BAB TUJUH BELAS
Pelangi Hitam Putih
“Izzi…” aku terhenyak dan langsung menoleh.
“Kau sudah kembali?”
“Hai kak,” sapaku. Kak Stefan tersenyum dan
meletakan sebuket bunga mawar di atas pusaran adiknya. “Banyak hal yang sudah
ku lewatkan,” bisikku. “Dan sekarang aku berusaha menebusnya,”
Kak Stefan tersenyum tipis, ia berjongkok di
samping nisan Lena. membelainya lembut penuh kasih. “Kau tidak marah padaku?”
tanyanya.
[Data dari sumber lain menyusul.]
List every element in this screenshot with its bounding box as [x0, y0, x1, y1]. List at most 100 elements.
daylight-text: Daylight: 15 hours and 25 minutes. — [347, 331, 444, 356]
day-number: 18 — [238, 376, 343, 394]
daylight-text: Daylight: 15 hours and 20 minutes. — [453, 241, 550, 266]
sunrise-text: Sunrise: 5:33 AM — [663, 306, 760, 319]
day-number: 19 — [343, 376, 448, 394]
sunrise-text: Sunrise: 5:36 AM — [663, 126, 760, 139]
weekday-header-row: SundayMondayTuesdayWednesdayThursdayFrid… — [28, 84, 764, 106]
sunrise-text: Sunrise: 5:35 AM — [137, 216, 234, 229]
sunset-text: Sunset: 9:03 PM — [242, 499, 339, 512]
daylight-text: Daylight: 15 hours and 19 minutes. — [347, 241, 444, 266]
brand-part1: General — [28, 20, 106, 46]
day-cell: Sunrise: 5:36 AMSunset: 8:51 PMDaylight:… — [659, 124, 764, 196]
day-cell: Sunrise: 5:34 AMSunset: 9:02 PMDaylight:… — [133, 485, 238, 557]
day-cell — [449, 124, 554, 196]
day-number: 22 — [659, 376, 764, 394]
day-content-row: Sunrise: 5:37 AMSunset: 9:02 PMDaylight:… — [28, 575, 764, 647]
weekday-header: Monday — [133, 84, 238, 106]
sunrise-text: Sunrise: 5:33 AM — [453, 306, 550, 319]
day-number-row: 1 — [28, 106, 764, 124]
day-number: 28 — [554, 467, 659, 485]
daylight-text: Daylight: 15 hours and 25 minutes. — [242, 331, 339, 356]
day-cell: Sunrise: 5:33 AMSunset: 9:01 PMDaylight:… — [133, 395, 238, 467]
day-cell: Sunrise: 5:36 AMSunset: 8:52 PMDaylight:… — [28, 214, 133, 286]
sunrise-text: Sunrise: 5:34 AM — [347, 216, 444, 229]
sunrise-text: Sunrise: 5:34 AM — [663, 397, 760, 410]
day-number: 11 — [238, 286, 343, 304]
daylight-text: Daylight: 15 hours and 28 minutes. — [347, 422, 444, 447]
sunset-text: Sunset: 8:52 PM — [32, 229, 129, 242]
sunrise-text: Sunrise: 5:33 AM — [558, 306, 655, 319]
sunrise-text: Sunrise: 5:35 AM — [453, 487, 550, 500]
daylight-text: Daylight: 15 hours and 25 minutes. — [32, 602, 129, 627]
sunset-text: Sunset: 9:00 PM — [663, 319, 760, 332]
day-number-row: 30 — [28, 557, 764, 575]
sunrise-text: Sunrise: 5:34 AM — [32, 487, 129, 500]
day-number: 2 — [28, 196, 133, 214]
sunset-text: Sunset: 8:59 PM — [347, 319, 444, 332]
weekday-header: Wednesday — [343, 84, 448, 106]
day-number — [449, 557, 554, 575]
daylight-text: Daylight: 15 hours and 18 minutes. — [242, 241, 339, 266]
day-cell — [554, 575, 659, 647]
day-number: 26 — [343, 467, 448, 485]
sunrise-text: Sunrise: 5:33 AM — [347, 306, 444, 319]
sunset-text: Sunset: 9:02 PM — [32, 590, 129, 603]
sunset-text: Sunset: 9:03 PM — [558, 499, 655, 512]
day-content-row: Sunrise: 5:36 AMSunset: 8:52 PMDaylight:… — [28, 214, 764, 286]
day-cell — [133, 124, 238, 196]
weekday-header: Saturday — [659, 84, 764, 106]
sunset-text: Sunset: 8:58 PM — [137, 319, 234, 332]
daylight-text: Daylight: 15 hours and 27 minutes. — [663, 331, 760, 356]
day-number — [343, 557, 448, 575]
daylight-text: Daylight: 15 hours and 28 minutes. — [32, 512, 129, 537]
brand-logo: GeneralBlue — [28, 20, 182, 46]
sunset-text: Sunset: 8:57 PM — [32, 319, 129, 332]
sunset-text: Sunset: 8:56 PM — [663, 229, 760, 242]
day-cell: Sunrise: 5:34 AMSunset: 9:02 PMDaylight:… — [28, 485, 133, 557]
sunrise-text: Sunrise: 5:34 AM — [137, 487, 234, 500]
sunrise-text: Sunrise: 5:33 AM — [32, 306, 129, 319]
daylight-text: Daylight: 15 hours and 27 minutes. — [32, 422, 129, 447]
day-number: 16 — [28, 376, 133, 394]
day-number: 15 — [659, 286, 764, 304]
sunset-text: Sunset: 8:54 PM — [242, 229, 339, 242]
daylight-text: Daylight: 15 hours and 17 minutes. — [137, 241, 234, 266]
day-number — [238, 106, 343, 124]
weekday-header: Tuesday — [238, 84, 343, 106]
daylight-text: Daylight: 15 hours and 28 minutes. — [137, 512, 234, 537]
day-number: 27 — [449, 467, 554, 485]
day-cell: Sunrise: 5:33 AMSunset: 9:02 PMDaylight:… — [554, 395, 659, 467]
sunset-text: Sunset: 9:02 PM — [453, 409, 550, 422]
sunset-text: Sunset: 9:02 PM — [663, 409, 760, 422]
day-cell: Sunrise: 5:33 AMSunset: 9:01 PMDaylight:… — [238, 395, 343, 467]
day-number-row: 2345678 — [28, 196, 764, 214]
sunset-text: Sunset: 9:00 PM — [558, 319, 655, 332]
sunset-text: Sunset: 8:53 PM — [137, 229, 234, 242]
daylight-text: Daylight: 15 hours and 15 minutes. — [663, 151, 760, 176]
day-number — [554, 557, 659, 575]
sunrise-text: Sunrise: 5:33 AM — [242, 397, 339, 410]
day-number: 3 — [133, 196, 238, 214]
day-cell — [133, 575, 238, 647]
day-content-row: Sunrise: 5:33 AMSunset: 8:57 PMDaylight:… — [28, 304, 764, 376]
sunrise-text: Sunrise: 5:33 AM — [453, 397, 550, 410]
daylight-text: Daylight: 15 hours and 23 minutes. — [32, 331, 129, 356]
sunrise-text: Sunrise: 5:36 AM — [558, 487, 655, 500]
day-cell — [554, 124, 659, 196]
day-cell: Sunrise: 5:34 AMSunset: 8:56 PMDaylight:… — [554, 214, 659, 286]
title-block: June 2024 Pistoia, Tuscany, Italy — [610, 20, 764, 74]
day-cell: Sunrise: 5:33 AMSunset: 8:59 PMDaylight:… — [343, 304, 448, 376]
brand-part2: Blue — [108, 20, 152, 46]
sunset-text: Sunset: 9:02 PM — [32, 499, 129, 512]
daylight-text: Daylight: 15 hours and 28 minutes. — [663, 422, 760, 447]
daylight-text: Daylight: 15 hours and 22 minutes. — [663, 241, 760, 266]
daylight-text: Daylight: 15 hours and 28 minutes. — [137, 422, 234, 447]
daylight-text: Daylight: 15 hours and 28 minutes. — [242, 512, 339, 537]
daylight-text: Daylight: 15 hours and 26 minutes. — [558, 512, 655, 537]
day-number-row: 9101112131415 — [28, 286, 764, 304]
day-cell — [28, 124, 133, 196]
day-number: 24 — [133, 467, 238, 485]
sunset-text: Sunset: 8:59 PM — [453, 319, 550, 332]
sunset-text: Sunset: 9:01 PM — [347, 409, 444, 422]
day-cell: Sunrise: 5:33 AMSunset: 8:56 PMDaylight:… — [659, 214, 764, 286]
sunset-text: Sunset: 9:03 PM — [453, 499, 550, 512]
Aku menatap jauh ketaman pemakaman itu dengan sedih.
“Aku tidak berhak untuk marah.” Bisikku. kak
Stefan mendongkak, dan tatapan kami bertemu. “Lena sangat menyayangi kakak,
bagaimana mungkin aku membenci orang yang disayanginya?” aku tersenyum tipis.
“Aku harus pergi kak, selamat tinggal.”
“Izzi…” panggilnya. “Maafkan aku,” aku
tersenyum dan mengaguk. Sudah dua tahun lamanya, dan aku mulai bisa berdiri
dengan lebih baik. Aku bisa menjadi kuat sebagaimana yang dipintanya.
****
Hujan hari ini cukup deras. Aku mengencangkan jaketku
sebelum melangkah keluar pusat pertokoan itu. Merasa sudah terlalu banyak
menghabiskan waktu untuk sekedar berteduh, dan sialnya hujan itu tak kunjung
berhenti.
“Isabella,” langkahku langsung terhenti ketika
mendengar panggilan itu. Aku menoleh perlahan, dan melihat seorang wanita
tersenyum dengan ramah kearahku.
“Kak Lolita?” tanyaku tak percaya. Kak Lolita
mengangguk, ia berjalan kearahku.
“Masih hujan, apa kau harus segera pergi?”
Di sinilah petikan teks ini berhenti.